The market’s mediocre performance this year, however, coupled with a generally sloppy October showing, has turned off a lot of investors from stocks, and even some bulls are beginning to pull in their horns. For instance, Standard & Poor’s, which had been predicting a strong 2005 market, now sees a gain of less than 1% and is urging investors to trim their domestic equities exposure and increase their overseas holdings. As S&P sees it, “Few [American] investors will be delirious with excitement over the next 14 months.”


However, our Lady Sunshine thinks investors should be stocking up on stocks. Why? For starters, she notes, despite a bevy of bad news – such as ballooning interest rates, a whiff of scandal in the White House, the surge in oil prices, hurricanes, an out-of-control budget deficit, and ongoing concern about the dollar – the market has refused to crater. Likewise, she feels “there are a lot of things converging to make this [stock market’s] bargain basement opportunity head higher.” Chief among them, she says:


1. A lot of liquidity, notably $5 trillion worth, is sitting in money-market funds.


2. The advent of fiscal responsibility is just around the corner. As bad as the president’s ratings are, Congress’s ratings are even worse, Ms. Lappin says. As such, she believes Congress will move shortly to lessen the deficit, in turn revitalizing the dollar and spurring increased overseas investments in American stocks.


3. The newly nominated Fed chairman, Ben Bernanke, is in the Alan Greenspan mold, which should encourage the market.


4. Interest rate increases are in the eighth or ninth inning. Ms. Lappin recalls that the stock market took off big time in 1994 when the Fed stopped raising rates.


5. Real estate, given its big price runup, has just about run its course as an alternative investment to stocks.


6. The economy – Hurricane Katrina, notwithstanding – is still climbing, but instead of a 3% to 4% pace, maybe at 2% to 3%.


7. Oil prices were inflated by hedge fund managers and commodity traders who speculated in oil futures, but they’re likely to be less bullish, given falling prices and increased inventories, which could drive crude even lower.


8. Price/earnings multiples are at record 10-year lows, with rising rates leading to p/e compression. But when rates stop going up, Ms. Lappin notes, p/e multiples will expand.

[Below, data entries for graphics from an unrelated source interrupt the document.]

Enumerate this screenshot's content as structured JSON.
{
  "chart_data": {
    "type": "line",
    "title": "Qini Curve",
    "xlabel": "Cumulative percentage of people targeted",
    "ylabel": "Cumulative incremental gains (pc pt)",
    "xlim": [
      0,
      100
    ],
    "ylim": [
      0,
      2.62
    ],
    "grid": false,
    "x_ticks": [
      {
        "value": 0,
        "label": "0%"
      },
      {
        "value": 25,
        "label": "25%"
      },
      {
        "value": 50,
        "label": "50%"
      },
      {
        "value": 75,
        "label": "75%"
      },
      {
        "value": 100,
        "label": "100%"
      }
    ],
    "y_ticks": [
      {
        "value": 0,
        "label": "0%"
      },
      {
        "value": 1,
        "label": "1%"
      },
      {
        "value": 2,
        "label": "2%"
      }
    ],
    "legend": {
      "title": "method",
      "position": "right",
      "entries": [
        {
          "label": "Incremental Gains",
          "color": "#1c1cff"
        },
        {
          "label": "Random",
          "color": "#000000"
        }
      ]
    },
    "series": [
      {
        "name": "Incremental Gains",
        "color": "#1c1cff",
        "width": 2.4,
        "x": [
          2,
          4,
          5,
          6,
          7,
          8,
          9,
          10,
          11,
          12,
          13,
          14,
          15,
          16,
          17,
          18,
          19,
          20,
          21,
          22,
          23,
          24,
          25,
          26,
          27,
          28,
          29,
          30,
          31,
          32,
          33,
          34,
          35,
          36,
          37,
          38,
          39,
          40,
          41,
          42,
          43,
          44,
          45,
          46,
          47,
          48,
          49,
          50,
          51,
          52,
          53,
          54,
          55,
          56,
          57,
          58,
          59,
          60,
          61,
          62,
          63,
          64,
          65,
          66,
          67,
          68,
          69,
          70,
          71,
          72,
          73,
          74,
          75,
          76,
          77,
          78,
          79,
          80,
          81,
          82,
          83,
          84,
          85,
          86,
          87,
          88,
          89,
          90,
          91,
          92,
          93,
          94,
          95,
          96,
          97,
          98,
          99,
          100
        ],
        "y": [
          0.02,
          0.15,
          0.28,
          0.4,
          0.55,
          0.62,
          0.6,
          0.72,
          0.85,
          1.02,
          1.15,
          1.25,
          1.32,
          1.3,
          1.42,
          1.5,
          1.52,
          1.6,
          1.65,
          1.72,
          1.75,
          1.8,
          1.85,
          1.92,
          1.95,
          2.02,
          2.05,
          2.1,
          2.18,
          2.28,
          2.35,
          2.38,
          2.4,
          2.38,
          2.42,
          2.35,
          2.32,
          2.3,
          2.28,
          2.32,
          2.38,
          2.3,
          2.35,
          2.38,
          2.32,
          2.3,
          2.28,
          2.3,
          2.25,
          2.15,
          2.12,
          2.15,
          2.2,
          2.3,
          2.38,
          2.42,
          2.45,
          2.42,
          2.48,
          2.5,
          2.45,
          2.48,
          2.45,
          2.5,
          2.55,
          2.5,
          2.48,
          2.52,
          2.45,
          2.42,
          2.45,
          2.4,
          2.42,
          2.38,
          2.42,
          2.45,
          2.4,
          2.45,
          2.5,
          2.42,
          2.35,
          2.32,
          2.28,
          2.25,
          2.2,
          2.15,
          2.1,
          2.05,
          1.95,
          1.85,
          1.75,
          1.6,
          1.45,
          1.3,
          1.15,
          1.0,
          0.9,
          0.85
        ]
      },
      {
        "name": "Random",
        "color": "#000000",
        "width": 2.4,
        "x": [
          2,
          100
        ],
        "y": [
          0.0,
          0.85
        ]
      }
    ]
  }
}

9. Corporate America is healthier than it has been in years. Taking advantage of the low interest rates, most corporations have bought in or called their high interest rate debt and rolled it over at much lower rates.


What about the sharply rising competition from foreign securities? Ms. Lappin’s view: Buyer beware! Noting that mutual fund companies are all promoting investing abroad, she points out the last time they suckered people into doing that was 1996, just in time for the Russian bond default and the Asian collapse of 1997 and 1998.


So far this year, Gramercy is outpacing the generally flat market averages with a gain of about 3.5%.Three of her favorite stocks for the next 12 months – each of which she views as a potential 50% gainer in this period – are McMoran Exploration ($17.48), Sirius Satellite Radio ($6.98), and MEMC Electronic Materials ($20.16). Two additional stocks she favors – Motorola ($23.14) and Tidewater ($47.93) – are thought to be likely 30% gainers over the next year. All five, she contends, not only have strong fundamentals, but they’re selling at “value prices.”